Bien que SANA n’ait pas fait état des manifestations, l’agence a indiqué dans sa couverture des subventions que les hausses initiales des prix avaient « suscité la consternation de la population dans tout le pays ».
L’agence de presse qatarie Al Jazeera a observé mercredi que les fortes hausses de prix enregistrées cette semaine ne s’étaient pas produites isolément.
« Depuis février, le prix de l’essence à 95 octanes a augmenté d’environ 86 %, tandis que celui du diesel a plus que doublé. Sur la même période, le brut Brent de référence a augmenté d’environ 44 % », a-t-elle relevé.
Cette situation a provoqué une vive colère parmi la population, beaucoup ne voyant plus comment subvenir à leurs besoins avec les nouveaux prix.
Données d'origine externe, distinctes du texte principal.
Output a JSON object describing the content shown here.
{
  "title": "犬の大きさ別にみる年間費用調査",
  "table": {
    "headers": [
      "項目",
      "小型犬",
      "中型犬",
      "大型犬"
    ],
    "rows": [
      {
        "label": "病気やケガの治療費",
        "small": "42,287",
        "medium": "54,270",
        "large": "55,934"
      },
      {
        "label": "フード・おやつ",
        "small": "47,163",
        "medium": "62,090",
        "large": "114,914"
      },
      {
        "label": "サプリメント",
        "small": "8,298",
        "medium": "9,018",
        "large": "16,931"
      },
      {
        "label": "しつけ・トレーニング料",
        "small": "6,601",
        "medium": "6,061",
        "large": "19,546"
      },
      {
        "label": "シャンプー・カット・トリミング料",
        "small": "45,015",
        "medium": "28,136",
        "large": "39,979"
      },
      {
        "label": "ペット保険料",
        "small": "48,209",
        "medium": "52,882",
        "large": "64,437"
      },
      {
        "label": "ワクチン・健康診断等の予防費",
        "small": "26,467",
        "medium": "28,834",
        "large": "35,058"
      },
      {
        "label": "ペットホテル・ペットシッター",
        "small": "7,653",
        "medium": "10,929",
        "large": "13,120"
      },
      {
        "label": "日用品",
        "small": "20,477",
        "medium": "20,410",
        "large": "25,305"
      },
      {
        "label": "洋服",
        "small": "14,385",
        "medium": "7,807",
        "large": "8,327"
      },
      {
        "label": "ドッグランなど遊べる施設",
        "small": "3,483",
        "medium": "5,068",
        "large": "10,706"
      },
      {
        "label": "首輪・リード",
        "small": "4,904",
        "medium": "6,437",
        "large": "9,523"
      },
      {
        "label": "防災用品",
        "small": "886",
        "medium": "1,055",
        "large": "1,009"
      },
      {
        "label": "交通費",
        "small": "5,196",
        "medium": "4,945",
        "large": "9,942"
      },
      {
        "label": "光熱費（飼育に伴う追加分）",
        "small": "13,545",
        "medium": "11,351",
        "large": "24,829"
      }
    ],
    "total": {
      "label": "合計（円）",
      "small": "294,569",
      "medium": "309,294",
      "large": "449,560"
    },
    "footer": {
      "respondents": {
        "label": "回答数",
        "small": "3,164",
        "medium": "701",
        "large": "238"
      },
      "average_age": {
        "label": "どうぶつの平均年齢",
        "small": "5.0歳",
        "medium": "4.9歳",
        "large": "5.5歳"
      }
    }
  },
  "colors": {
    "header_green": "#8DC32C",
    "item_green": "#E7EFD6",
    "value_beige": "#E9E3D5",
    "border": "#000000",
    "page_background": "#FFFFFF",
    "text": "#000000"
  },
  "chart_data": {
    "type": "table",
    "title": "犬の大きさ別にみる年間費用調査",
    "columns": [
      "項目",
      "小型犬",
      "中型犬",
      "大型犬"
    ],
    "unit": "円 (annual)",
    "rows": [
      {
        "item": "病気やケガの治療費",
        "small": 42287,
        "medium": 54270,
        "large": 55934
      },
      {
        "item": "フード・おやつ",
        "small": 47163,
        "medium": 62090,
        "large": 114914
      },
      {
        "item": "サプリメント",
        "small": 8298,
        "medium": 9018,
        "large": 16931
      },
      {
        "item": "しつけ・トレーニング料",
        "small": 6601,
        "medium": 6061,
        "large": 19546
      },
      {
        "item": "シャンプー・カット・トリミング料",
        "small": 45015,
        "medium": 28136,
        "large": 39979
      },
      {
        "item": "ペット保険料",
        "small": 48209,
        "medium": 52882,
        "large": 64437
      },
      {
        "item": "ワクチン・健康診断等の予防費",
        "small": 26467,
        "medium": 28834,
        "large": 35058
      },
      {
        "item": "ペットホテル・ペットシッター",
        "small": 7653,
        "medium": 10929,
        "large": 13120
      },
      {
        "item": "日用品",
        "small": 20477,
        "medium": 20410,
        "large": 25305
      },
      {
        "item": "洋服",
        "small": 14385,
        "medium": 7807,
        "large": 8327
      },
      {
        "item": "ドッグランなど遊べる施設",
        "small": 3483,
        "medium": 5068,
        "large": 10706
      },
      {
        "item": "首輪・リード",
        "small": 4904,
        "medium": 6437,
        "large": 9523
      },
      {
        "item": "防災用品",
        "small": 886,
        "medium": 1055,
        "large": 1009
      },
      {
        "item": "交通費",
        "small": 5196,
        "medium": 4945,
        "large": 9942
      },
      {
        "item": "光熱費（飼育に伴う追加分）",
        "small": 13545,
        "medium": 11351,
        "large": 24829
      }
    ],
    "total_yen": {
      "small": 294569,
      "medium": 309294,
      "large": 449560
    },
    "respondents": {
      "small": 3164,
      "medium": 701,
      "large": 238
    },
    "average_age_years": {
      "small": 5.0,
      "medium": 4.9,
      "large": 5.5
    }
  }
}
Dans les grandes villes, la frustration a également été renforcée par les signes visibles d’un afflux de richesses en Syrie, facilité par les efforts offensifs de Sharaa pour attirer les investissements étrangers.
« Les prix du carburant ont augmenté, tandis qu’au même moment, les gens pouvaient voir de leurs propres yeux des délégations arriver et repartir, des voitures être remplacées et de nouvelles voitures entre les mains d’un certain groupe de personnes », a déclaré Ayman Asfara, un habitant d’Idlib, au journal émirati The National dans un article publié vendredi. « Dans le même temps, les Syriens n’ont pas suffisamment d’argent pour manger, boire ou payer des soins médicaux. »
« Les gens sont frustrés et attendent des solutions réalistes à leurs problèmes en général », a déploré Asfara, prédisant de nouvelles manifestations si la situation venait à s’aggraver.